An event log is created and maintained for every Delta Live Tables pipeline. The event log contains all information related to the pipeline, including audit logs, data quality checks, pipeline progress, and data lineage. You can use the event log to track, understand, and monitor the state of your data pipelines. See Monitor Delta Live Tables pipelines.

Streaming monitoring

Streaming is one of the most important data processing techniques for ingestion and analysis. It provides users and developers with low latency and real-time data processing capabilities for analytics and triggering actions. The Databricks Data Intelligence Platform allows you to easily monitor Structured Streaming queries. See Monitoring Structured Streaming queries on Databricks.

Additional information can be found in the dedicated UI with real-time metrics and statistics. For more information, see A look at the new Structured Streaming UI in Apache Spark 3.0.

4. Manage capacity and quotas

Manage service limits and quotas

Every service launched on a cloud will have to take limits into account, such as access rate limits, number of instances, number of users, and memory requirements. For your cloud provider, check the cloud limits. Before designing a solution, these limits must be understood.

Specifically, for the Databricks platform, there are different types of limits:

Databricks platform limits: These are specific limits for Databricks resources. The limits for the overall platform are documented in Resource limits.

Unity Catalog limits: Unity Catalog Resource Quotas

Subscription/account quotas: Databricks leverages cloud resources for its service. For example, workloads on Databricks run on clusters, for which the Databricks platform starts cloud provider’s virtual machines (VM). Cloud providers set default quotas on how many VMs can be started at the same time. Depending on the need, these quotas might need to be adjusted.

For further details, see Amazon EC2 service quotas.

In a similar way, storage, network, and other cloud services have limitations that must be understood and factored in.

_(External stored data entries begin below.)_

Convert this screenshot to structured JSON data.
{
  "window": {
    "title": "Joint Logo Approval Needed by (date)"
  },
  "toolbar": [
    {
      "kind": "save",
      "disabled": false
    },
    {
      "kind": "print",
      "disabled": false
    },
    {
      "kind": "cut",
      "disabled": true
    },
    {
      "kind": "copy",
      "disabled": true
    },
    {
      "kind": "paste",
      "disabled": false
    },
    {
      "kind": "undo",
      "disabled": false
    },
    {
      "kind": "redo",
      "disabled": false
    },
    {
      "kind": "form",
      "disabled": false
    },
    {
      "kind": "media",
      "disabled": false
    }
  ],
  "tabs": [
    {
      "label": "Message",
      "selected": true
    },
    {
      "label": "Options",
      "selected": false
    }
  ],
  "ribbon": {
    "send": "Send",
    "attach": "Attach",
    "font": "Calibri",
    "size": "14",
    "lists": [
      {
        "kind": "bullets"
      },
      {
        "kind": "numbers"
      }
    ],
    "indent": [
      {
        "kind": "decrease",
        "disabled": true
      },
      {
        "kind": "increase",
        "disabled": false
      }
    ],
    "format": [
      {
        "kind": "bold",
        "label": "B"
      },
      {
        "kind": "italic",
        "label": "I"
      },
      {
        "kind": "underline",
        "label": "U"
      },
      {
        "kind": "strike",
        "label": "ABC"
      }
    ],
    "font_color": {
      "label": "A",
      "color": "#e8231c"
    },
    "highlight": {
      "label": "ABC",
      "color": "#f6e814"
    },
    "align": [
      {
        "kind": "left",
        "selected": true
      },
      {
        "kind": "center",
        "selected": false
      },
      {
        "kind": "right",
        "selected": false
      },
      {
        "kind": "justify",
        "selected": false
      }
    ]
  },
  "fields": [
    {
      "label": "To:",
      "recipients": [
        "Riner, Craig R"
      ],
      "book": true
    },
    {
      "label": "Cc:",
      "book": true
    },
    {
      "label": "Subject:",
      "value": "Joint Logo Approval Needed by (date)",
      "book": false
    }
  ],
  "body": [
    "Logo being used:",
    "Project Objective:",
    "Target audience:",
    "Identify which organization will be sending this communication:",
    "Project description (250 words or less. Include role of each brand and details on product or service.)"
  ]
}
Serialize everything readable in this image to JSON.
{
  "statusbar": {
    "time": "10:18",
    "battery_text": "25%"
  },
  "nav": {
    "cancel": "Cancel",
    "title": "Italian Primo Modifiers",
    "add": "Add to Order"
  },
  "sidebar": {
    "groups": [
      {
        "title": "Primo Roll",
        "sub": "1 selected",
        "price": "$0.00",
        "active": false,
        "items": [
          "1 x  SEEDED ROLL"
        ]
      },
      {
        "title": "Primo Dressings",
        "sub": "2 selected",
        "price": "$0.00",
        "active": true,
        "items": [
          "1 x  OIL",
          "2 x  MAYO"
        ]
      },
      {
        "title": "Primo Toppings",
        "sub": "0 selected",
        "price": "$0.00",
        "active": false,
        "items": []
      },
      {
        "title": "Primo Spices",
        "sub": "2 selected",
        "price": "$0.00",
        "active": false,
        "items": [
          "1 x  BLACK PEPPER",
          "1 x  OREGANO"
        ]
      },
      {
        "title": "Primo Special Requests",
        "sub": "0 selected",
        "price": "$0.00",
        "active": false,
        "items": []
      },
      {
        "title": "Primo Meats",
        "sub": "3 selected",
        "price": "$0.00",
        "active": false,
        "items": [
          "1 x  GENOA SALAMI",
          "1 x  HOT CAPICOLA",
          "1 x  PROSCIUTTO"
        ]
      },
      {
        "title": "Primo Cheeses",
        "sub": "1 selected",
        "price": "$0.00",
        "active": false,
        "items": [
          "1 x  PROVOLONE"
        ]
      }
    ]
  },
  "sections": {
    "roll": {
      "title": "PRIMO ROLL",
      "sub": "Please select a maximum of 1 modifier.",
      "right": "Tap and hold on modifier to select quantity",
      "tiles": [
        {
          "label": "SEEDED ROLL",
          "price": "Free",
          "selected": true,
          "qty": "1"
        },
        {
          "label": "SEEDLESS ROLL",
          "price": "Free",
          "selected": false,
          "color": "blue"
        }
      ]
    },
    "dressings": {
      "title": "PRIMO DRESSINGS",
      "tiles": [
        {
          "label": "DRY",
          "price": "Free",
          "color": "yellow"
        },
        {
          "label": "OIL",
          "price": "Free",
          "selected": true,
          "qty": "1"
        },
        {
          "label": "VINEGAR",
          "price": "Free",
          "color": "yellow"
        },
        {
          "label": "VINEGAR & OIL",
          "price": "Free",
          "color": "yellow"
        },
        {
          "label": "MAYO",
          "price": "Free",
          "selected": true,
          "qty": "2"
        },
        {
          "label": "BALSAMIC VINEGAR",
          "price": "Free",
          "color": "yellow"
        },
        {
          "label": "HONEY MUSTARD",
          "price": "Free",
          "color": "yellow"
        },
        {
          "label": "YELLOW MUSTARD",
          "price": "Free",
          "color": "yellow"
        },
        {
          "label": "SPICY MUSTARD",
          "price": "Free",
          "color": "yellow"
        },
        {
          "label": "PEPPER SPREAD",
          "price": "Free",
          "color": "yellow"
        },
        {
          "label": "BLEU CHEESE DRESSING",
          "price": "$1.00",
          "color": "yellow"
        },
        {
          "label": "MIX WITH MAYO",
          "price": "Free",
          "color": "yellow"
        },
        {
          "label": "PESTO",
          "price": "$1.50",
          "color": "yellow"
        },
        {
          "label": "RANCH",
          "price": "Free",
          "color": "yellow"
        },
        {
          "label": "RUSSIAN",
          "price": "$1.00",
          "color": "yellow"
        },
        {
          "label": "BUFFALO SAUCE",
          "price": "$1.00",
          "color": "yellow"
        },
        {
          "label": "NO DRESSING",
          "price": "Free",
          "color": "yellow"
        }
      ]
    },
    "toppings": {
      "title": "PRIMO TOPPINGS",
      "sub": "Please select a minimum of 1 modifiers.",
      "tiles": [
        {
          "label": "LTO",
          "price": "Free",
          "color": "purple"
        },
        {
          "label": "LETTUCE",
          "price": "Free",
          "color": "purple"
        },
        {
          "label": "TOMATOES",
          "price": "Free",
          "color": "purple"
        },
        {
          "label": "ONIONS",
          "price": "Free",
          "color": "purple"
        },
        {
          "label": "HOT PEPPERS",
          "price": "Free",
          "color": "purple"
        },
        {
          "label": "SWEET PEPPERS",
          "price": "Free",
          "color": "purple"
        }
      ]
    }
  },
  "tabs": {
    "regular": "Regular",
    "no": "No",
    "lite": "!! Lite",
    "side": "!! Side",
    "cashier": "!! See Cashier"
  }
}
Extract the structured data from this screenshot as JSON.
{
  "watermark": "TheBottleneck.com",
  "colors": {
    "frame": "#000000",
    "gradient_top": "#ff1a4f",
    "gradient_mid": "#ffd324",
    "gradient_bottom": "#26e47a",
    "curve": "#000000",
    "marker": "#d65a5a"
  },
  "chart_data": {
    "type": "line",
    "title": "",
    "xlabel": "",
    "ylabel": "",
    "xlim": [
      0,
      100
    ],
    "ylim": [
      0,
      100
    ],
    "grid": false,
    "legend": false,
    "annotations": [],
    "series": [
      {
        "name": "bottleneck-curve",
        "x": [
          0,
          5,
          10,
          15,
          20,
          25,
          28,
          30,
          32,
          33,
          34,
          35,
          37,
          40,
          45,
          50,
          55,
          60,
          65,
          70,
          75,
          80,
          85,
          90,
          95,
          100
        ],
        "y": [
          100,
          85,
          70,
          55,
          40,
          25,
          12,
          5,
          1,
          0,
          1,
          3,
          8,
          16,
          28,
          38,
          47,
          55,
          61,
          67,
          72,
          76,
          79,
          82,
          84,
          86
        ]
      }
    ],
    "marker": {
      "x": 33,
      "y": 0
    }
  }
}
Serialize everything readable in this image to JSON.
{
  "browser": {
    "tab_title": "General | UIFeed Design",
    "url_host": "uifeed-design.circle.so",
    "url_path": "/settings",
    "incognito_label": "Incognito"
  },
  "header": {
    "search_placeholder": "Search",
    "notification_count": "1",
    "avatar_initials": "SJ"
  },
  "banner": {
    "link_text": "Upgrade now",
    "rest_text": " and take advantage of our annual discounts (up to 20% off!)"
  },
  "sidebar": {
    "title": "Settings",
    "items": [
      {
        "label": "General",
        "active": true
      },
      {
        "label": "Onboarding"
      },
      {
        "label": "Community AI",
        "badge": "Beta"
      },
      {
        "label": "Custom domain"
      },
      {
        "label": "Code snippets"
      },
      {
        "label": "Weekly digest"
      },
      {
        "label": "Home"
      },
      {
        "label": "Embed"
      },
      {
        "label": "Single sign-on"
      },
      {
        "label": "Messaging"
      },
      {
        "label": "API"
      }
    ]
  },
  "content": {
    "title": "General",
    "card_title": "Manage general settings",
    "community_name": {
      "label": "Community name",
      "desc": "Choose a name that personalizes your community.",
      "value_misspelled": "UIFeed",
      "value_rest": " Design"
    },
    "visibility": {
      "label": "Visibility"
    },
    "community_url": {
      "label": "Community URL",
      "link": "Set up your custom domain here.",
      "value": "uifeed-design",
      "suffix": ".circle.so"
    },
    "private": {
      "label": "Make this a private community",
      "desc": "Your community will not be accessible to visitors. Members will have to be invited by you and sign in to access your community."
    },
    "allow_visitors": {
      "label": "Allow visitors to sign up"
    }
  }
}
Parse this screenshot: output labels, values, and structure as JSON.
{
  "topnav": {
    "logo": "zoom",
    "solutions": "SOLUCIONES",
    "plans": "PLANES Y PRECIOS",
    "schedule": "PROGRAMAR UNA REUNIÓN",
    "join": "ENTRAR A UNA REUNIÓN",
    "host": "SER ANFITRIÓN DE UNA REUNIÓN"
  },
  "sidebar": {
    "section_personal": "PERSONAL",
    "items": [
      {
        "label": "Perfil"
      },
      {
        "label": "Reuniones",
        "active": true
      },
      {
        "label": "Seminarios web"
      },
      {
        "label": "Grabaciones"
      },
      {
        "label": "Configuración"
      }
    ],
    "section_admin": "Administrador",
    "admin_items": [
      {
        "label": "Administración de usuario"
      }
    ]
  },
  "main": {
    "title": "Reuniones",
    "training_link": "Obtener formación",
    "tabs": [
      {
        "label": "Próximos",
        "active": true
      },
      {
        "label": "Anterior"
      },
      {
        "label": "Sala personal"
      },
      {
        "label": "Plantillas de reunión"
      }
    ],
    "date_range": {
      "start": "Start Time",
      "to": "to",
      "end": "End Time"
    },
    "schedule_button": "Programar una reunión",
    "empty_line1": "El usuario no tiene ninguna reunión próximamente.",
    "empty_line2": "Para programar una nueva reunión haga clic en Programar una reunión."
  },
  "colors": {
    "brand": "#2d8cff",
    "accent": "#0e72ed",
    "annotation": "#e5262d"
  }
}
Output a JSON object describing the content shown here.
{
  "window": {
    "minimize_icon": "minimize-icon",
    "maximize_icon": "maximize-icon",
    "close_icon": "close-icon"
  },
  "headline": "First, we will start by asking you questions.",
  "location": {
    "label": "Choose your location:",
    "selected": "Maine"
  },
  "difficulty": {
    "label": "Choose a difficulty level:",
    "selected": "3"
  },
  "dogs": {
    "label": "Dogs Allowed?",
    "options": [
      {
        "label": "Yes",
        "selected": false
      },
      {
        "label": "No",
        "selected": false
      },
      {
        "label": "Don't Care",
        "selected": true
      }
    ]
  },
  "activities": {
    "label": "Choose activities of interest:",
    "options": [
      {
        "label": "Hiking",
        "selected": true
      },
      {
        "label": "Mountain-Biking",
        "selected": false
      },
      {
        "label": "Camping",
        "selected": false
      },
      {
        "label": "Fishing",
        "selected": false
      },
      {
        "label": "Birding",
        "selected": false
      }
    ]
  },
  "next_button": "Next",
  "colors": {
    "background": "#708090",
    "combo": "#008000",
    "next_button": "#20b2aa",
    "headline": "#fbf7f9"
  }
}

Invest in capacity planning

Plan for fluctuation in the expected load that can occur for several reasons like sudden business changes or even world events. Test variations of load, including unexpected ones, to ensure that your workloads can scale. Ensure all regions can adequately scale to support the total load if a region fails. To be taken into consideration:

  • Technology and service limits and limitations of the cloud. See Manage capacity and quota.

  • SLAs when determining the services to use in the design.

  • Cost analysis to determine how much improvement will be realized in the application if costs are increased. Evaluate if the price is worth the investment.